Saturday, August 30, 2014

Mixed Emotions




I don't want to say good-bye.  Why?  I don't know, it feels like it's something stronger than me pulling me toward him.  Even when I'm being treated unfairly in my eyes, even when I feel unappreciated, even when I don't feel the love...I still want to be with him.

They say it gets better one day at a time, just be patient and give it time.  It's hard when they were your life, you would have gave anything to be their wife.  Learning that real love only comes from up above transcending down from my Heavenly Father.  I hate that I was a bother or couldn't be what they want.  Now it seems like it's all a front. I knew this day was going to come but I still don't understand why I feel so dumb. My love was real that's probably why I can't deal.  I'd rather be dead then go on as planned. 

Call me stupid but I will do anything for him, even if it's not convenient for me.  I said in a previous post, I'm not in love with him anymore but I do love him.  Tonight I was thinking, what's the difference.  Should there be a difference in my action?  In my thinking?

I got a glide yesterday and he "needed" me.  I felt so sorry for him, he was super sick.  I know how he gets when he's sick.  Did I do it because I loved him or because I'm in love with him?  I'm going to say because I love him.  When I get to his house, I wanted to do more but I didn't.  I wanted to "really" take care of him but I didn't.  I wasn't my place and as hard as it was for me to just sit and listen, I did just that.  I wanted to do more and I think now if I did, it would have been because I'm in love with him.  I wanted to curl up next to him and just hold him and rub his back and forehead. I wanted to get a wet cloth and put on his forehead. Again, I wanted to really take care of him.

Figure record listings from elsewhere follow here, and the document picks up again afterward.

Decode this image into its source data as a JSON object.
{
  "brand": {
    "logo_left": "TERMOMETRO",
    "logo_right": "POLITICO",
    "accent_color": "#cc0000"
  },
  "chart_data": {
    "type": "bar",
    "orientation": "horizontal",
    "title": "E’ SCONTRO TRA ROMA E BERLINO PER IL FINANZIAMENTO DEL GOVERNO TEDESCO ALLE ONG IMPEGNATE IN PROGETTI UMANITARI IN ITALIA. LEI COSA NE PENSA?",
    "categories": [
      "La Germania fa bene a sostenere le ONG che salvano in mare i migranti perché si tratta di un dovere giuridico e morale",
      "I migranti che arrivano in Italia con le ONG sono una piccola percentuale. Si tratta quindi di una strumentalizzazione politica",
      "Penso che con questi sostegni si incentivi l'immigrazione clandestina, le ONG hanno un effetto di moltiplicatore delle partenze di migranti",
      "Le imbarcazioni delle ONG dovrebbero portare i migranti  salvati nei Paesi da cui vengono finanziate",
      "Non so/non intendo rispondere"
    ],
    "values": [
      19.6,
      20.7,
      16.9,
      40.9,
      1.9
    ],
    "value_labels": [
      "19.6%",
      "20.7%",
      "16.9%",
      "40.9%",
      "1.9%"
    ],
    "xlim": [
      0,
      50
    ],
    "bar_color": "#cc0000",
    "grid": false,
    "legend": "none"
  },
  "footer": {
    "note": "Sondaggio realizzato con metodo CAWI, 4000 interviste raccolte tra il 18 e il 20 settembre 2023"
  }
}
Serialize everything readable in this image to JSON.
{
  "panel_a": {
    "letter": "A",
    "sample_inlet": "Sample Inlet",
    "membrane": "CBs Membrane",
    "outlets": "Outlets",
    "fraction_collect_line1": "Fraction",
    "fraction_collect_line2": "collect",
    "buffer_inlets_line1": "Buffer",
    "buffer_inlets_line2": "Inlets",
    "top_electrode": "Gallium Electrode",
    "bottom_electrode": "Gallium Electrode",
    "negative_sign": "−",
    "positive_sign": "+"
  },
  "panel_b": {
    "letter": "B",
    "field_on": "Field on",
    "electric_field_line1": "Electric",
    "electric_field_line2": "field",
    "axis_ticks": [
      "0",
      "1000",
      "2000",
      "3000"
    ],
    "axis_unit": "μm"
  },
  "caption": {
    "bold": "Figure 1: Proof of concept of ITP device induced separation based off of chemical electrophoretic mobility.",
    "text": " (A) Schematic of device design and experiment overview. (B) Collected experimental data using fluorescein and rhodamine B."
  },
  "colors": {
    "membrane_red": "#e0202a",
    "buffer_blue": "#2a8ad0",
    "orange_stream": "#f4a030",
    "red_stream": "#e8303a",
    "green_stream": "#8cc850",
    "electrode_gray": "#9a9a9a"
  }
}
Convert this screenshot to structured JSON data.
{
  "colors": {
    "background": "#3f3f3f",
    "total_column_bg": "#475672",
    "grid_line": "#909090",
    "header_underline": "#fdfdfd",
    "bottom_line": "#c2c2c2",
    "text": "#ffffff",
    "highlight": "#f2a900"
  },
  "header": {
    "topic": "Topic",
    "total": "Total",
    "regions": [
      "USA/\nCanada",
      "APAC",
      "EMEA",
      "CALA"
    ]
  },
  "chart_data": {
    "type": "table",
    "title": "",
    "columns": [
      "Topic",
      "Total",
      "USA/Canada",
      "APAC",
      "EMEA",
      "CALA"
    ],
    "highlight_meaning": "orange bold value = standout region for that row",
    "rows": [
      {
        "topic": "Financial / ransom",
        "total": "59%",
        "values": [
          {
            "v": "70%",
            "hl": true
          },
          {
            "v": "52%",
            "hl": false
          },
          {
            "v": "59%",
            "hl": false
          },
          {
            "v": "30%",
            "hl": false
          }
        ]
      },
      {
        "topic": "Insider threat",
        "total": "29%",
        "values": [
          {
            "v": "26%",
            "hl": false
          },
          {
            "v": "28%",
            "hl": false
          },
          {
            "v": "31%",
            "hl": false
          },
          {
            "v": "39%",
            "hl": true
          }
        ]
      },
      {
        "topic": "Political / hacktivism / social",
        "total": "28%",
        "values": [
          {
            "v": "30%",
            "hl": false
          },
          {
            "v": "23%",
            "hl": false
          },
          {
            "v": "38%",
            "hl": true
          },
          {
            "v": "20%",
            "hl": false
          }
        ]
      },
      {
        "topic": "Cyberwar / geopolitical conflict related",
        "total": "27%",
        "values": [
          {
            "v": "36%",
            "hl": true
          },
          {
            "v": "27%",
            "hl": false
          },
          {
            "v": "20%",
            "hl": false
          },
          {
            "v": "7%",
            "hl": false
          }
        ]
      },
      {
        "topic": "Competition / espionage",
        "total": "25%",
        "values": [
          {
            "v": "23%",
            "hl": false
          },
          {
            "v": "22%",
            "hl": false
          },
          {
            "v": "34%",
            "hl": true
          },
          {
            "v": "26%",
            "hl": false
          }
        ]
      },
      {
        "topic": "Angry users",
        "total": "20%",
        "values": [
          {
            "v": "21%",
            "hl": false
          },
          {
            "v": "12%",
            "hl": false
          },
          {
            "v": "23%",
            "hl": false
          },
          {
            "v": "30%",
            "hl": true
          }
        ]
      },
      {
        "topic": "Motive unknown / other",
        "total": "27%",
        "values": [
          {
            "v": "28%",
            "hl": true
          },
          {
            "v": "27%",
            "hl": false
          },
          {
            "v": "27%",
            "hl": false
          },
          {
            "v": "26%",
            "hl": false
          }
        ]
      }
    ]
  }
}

I will say, Thursday's actions was because I was in love with him.  I brought some juice over and he was disappointed.  It really really hurt my feelings.  I'm telling you, my mind is so strong and people really don't understand and I don't sometimes how my mind talks me out walking in the flesh.  My mind talks me out of reacting ALL the time.  If I didn't care so much about how other people felt, I would be a ticking bomb.  It's so scary.  It's probably been a month and a half since I've hung out with him at his place with everyone.  I enjoy being with everyone but I just don't like activity. I tell myself every single time, you will just leave in advance but it doesn't happen.  It happened a couple of times and I felt bad because they knew what I was doing.  It happened again on Thursday, well I hadn't planned on staying.  I stayed and I told myself I would just leave but at that moment, that feeling of I love him and I want to be around him and so on happened.  I was asked to sit by him even though I think he wanted the other girl to sit by him. He was flirting with her and I tried with all my might to not let it get to me.  No matter what I say and do inside my head to not feel sad or jealous, it tears me up each time. A side note: Two different incidents, he took double takes of some chicks while I was with him.  I've never seen him do that before.  I just felt the knife repeatedly being stabbed in my heart.  Sorry got a little side track, so later on that night, we were joking and playing and it felt like old times again. He was being flirtatious but I had to tell myself, this is NOT how he is feeling it was the situation.

It's like a game!  Don't play your feelings and you won't get hurt.

Last night, felt almost normal again. I said almost, haha!  We went to the movies to go see TMNT.  Two thumbs up by the way.

I think time away really helped me to detach as well as being treated the way I was.  It hurt and still hurts thinking about it but I guess this is what needed to happen for me to un-attach myself.  I knew it was going to happen but I didn't think it would be so painful.  Main reason why I want to leave this place.  Maybe I wouldn't be so jealous as he lives his life and crushes/likes/loves on other girls.

I miss my friend and I pray that God's will be done in our relationship.